Its public debt rose from 53% to 58% of GDP during the crisis and is projected to decline to 40% by the end of the decade.
Many in Australia deride the US as an economy in decline with a broken political system. True, American debt has close to doubled since 2006, reaching about 80% today. But the cataclysm facing the US was extraordinary, and America’s fiscal position is now improving quickly.

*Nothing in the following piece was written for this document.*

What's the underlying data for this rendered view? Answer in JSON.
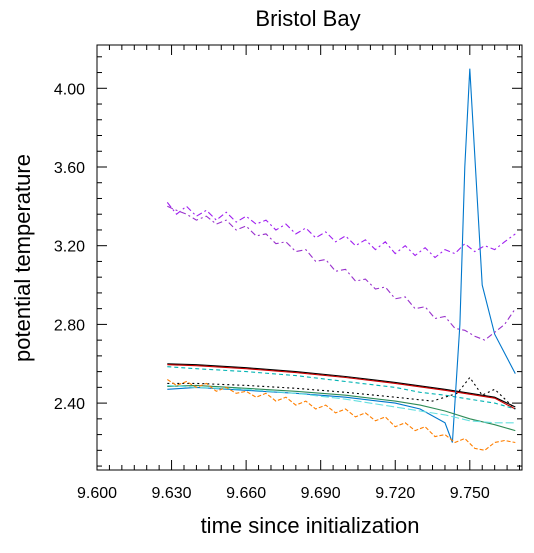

The key to the rosy prospects of Germany, and America, is growth. In Germany’s case, led by exporting high value added manufactures to China. In America’s, catalyzed by energy independence and app-created billionaires.
This is where Australia should go too, but we need to get much more serious about growth and worry less about the numbers on the budget page.
We talk a good game about life beyond the mining boom and the productivity and creativity of our service sector. But much of our innovation is in raw materials (driving trucks in the Pilbara from Perth desktops). And our cost base (big distances and lots of regulation, not just high wages) hurts competitiveness.
The government must tackle our demographic demons before they become too scary. Raise the pension age, tax superannuation more, broaden and increase the GST, cut waste in the public service, add more user pay provisions to health and education.
But over time, not budgetary shock therapy. Focus on growth enhancing policies. Don’t prop up jobs in declining or try to pick winners in advanced manufacturing.
Build a platform for sustainable long term growth through better infrastructure, more competition, and less regulation.
Geoffrey Garrett is Dean of the Australian School of Business at UNSW.